Mr. Terrien leads all aspects of programming and strategy for the Columbus Council on World Affairs including revenue generation, community partnerships, staffing, and strategic planning. To widespread acclaim and under Terrien’s leadership, the Council pioneered the nation’s first Global Report, a research publication cataloguing the Central Ohio region’s global assets; the Global Scholars Diploma, a high school credential for global competence; and the Global Fluency Institute, a social enterprise that trains professionals in cross cultural communication. He is responsible for securing high profile national advisors and funders such as Harvard, Asia Society, ASCD, Procter and Gamble, Gallup, Cardinal Health and Honda. Mr. Terrien often speaks for organizations such as Harvard University’s “Think Tank on Global Education” and Ohio State University Fisher College of Business on topics ranging from social enterprise to globalization to educational access and equity.

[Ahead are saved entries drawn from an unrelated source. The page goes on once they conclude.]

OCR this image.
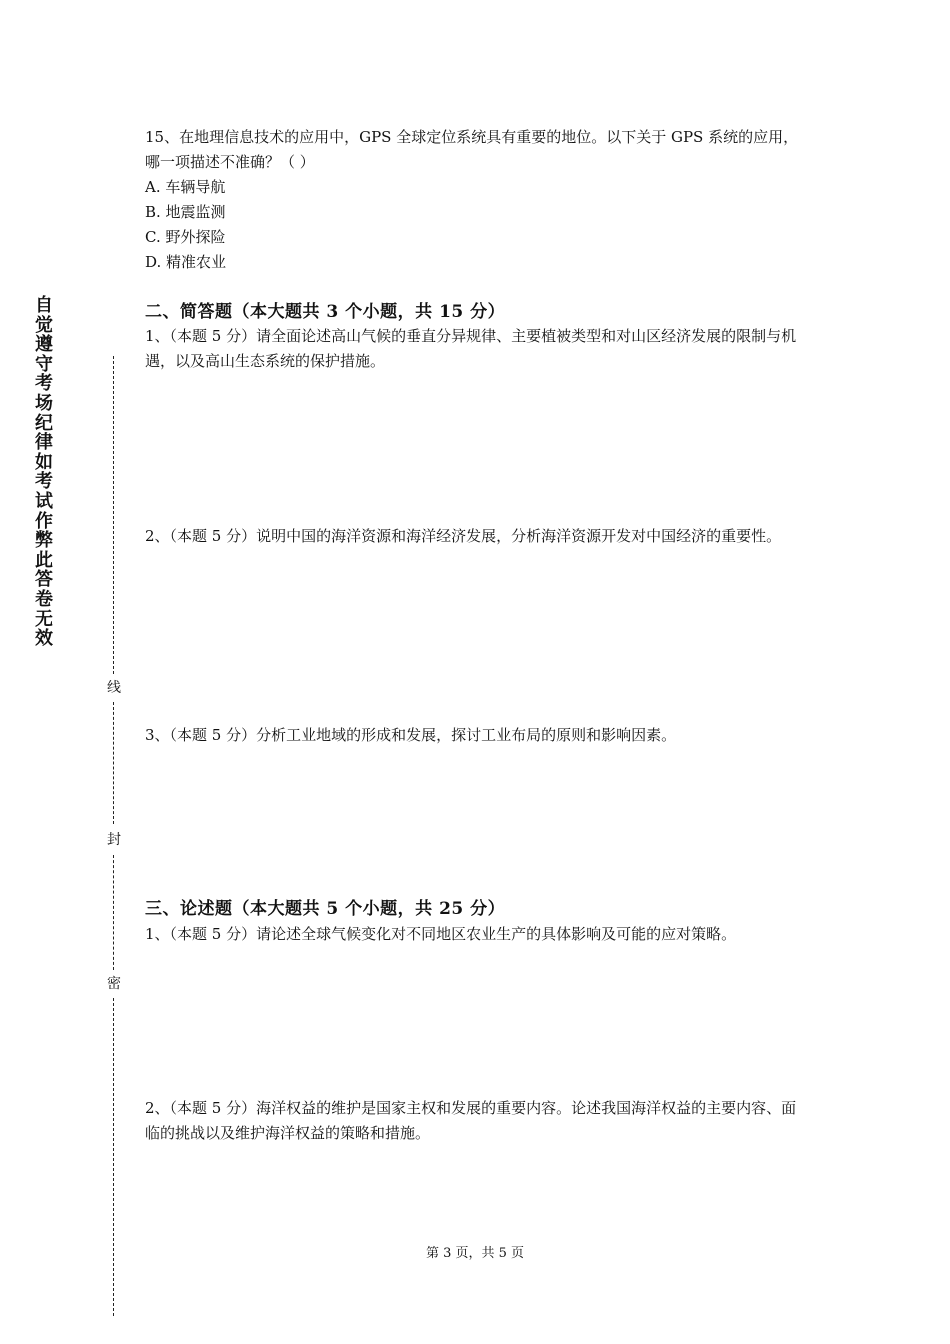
自
觉
遵
守
考
场
纪
律
如
考
试
作
弊
此
答
卷
无
效
线
封
密

15、在地理信息技术的应用中，GPS 全球定位系统具有重要的地位。以下关于 GPS 系统的应用，哪一项描述不准确？（ ）

A. 车辆导航

B. 地震监测

C. 野外探险

D. 精准农业

二、简答题（本大题共 3 个小题，共 15 分）

1、（本题 5 分）请全面论述高山气候的垂直分异规律、主要植被类型和对山区经济发展的限制与机遇，以及高山生态系统的保护措施。

2、（本题 5 分）说明中国的海洋资源和海洋经济发展，分析海洋资源开发对中国经济的重要性。

3、（本题 5 分）分析工业地域的形成和发展，探讨工业布局的原则和影响因素。

三、论述题（本大题共 5 个小题，共 25 分）

1、（本题 5 分）请论述全球气候变化对不同地区农业生产的具体影响及可能的应对策略。

2、（本题 5 分）海洋权益的维护是国家主权和发展的重要内容。论述我国海洋权益的主要内容、面临的挑战以及维护海洋权益的策略和措施。

第 3 页，共 5 页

With a degree in International Politics from Georgetown University’s School of Foreign Service, Mr. Terrien worked in Washington D.C. for the U.S. Agency for International Development facilitating U.S. environmental exports to Asia. During his three years at USAID, Patrick traveled to Indonesia, Korea, Singapore, Thailand, the Philippines, and Hong Kong. Prior to becoming President & CEO, Mr. Terrien was the Director for Corporate Relations at COSI Columbus where we directed the science museum’s corporate fundraising program. Terrien also led from start-up to execution a global sustainability initiative for Right Management, an international company with 300 locations worldwide.
Mr. Terrien recently served on the Ohio Department of Education’s International Education Advisory Committee and as guest advisor to EF Education First’s Global Student Leader Summits in Costa Rica and Davos, Switzerland. He currently serves on the national board of the World Affairs Councils of America, chair for its Global Education Task Force, and was recently selected for a leadership delegation to China. Though rusty, Mr. Terrien is conversational in Bahasa Indonesian and French, and has studied Spanish and American Sign Language. He is a 2013 recipient of Columbus Business First’s Forty Under 40 Award.
Ilhan Dahir was a Research Associate with the Protecting Civilians and Human Security Program. Her current work focuses on issues relating to human rights, women, peace and security, UN peace operations, and migration. Ilhan previously worked at the African Union (AU) Mission to the United Nations as a consultant researcher where she focused on issues concerning AU-UN partnership, peace and security, climate security, and conflict related displacement. Ilhan also worked at the International Peace Institute’s (IPI) as a researcher on the Brian Urquhart Center for Peace Operations team.
Ilhan holds two Masters from the University of Oxford where she studied Global Governance and Diplomacy and Refugee and Forced Migration Studies as a Rhodes Scholar.
Matthew Omolesky is a human rights lawyer and a Fellow of the Royal Anthropological Institute. After pursuing his studies at Kenyon College, University College London, the Whitehead School of Diplomacy, and The Ohio State University’s Moritz College of Law, he served as a researcher with the Laboratoire Européen d’Anticipation Politique (Paris), and as a researcher-in-residence at the Inštitut za Civilizacijo in Kulturo (Ljubljana). His writings on human rights and cultural heritage preservation have appeared in publications including The American Spectator, Quadrant, Lehrhaus, Europe2020, the Whitehead Journal of Diplomacy, the European Journal of Archaeology, Democratiya, and The New Times (Kigali), as well as in the 2023 German language anthology Alles ist teurer als ukrainisches Leben: Texte über Westsplaining und den Krieg, edited by Aleksandra Konarzewska, Schamma Schahadat, and Nina Weller and published by the Berlin-based edition.fotoTAPETA.